Hace unos días me dije a mí misma: ¡Ahora sí que aprendí a cocinar! Fue como uno de esos pequeños momentos cristalizantes, que de vez en cuando pasan en la vida.

No fue después de lograr una cena sofisticada, sino luego de haber estado ¡sólo 20 minutos! en la cocina, arreglándome con los ingredientes que tenía, y lograr cocinar algo para que los cuatro miembros de mi familia digamos: ¡Qué rico!

Amigarse con la cocina!

Eso es aprender a cocinar. Porque a seguir recetas ya aprendí hace tiempo (y yo creía que con eso ya había aprendido a cocinar). Entraba a la cocina muy confiada, sólo porque estaba preparada con todos los ingredientes solicitados. Debían estar exactos. Si la receta decía aceite de maíz y yo tenía de oliva, no valía. Y así un sinfín de autorestricciones.

Con el tiempo fui haciéndome un poco más de la rebelde y cambiaba los ingredientes cuando no los tenía. Muchas asquerosidades tuvieron que comer angá mis comensales (o al menos probar).

Animarse a improvisar con los ingredientes que haya.

El único amable mi marido, que siempre contestaba con un drástico silencio luego del primer bocado, y sólo me decía «sí, rico está» después de que yo me quedaba mirándole expectante y esperando una respuesta.

Así también tuve varios «Mmmmmmmm» (con los ojos abiertos por la sorpresa) después del primer bocado, o incluso antes, al percibir los aromas en la cocina.

Lograr el omelette perfecto puede tornarse un desafío personal.

Y aunque esto suene trilladísimo, estoy convencida de que en la cocina hay una conexión emocional muy grande. Definitivamente lo que sale de ahí es un reflejo del estado de ánimo de las personas.

Soy la tercera generación de unas señoras buenas cocineras. Mi abuela y mi mamá fueron aplaudidas por sus buenos platos en la familia y yo… bueno, puedo decir que nací con una vara muy alta en ese sentido. Tanto que ni siquiera me animé a entrar a esas ligas.

Aprendí de nena a hacer el repujado de las empanadas con mi mamá. Así que este es un menú que ahora me sale re fácil.

Pero la vida en familia te lleva a esto. No se puede vivir de delivery o de cenas congeladas que te preparó otra persona. Y si te digo que no se puede, es porque ya lo intenté, jeje.

La única que me resultó fue amigarme con la cocina. Perderle el miedo y animarme a probar. Lo hice primero apostando a lo simple y de ahí experimentar con ingredientes sofisticados ¡siempre de a uno!

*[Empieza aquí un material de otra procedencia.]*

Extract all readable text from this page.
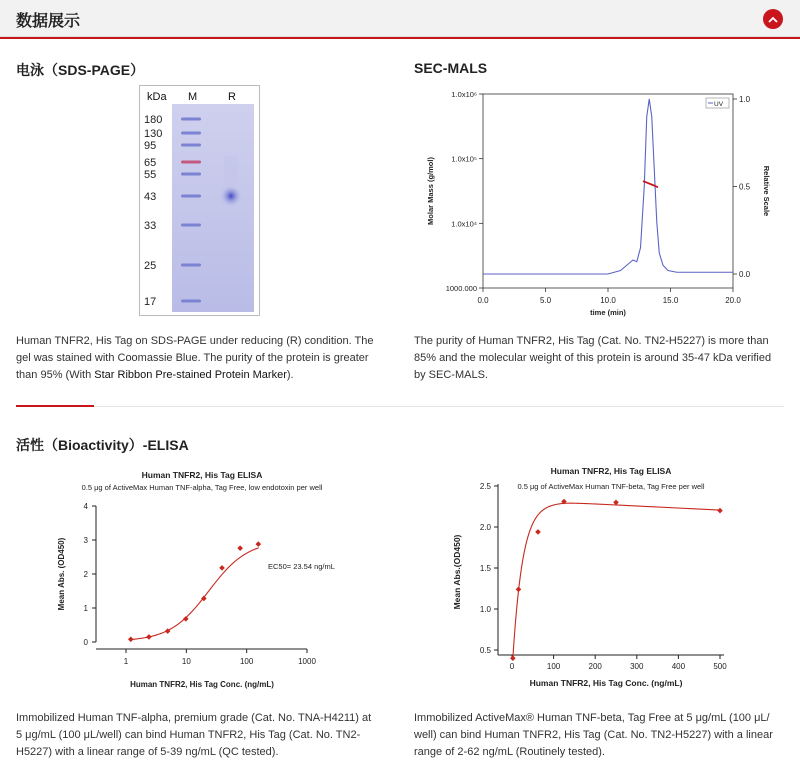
数据展示
电泳（SDS-PAGE）
kDa M	R
180
130
95
65
55
43
33
25
17
Human TNFR2, His Tag on SDS-PAGE under reducing (R) condition. The
gel was stained with Coomassie Blue. The purity of the protein is greater
than 95% (With Star Ribbon Pre-stained Protein Marker).
SEC-MALS
0.0	5.0	10.0	15.0	20.0
1000.000
1.0x10⁴
1.0x10⁵
1.0x10⁶
0.0
0.5
1.0
time (min)
Molar Mass (g/mol)	Relative Scale
UV
The purity of Human TNFR2, His Tag (Cat. No. TN2-H5227) is more than
85% and the molecular weight of this protein is around 35-47 kDa verified
by SEC-MALS.
活性（Bioactivity）-ELISA
Human TNFR2, His Tag ELISA
0.5 μg of ActiveMax Human TNF-alpha, Tag Free, low endotoxin per well
0
1
2
3
4
1	10	100	1000
Human TNFR2, His Tag Conc. (ng/mL)
Mean Abs. (OD450)	EC50= 23.54 ng/mL
Human TNFR2, His Tag ELISA
0.5 μg of ActiveMax Human TNF-beta, Tag Free per well
0.5
1.0
1.5
2.0
2.5
0	100	200	300	400	500
Human TNFR2, His Tag Conc. (ng/mL)
Mean Abs.(OD450)
Immobilized Human TNF-alpha, premium grade (Cat. No. TNA-H4211) at
5 μg/mL (100 μL/well) can bind Human TNFR2, His Tag (Cat. No. TN2-
H5227) with a linear range of 5-39 ng/mL (QC tested).
Immobilized ActiveMax® Human TNF-beta, Tag Free at 5 μg/mL (100 μL/
well) can bind Human TNFR2, His Tag (Cat. No. TN2-H5227) with a linear
range of 2-62 ng/mL (Routinely tested).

Replicar en casa delicias que comés en otros lugares también es válido. A la izquierda el Pollo a las finas hierbas con arroz oriental de El Bolsi. A la derecha mi versión casera.

Comencé a detectar las preferencias de mis comensales, pero también a ponerme firme y obligarles a que prueben cosas nuevas. Las videorecetas en internet fueron y siguen siendo una parte muy importante de todo esto.

Mantener el orden en la cocina es primordial. Aprendí a detectar cuáles son mis utensilios favoritos y cuáles están demás. Me amigué también con la canilla, ahora lavo rápido luego de usar, en lugar de agarrar otra y otra cuchara y terminar ensuciando todo.

Mantener el orden durante todo el proceso.

Saber cocinar es hacer con los ojos cerrados eso que te sale tan delicioso. Que te resulta tan rápido y fácil que no dudás en ponerte a prepararlo. Y a veces incluso te sorprende cómo le gusta tanto a la gente, eso que es tan simple, y cuando te piden la receta, les decís casi avergonzada por lo simple que es.

Eso es saber cocinar, un arte que cada día espera reflejar lo mejor y lo peor de vos, porque así sos y así te quieren.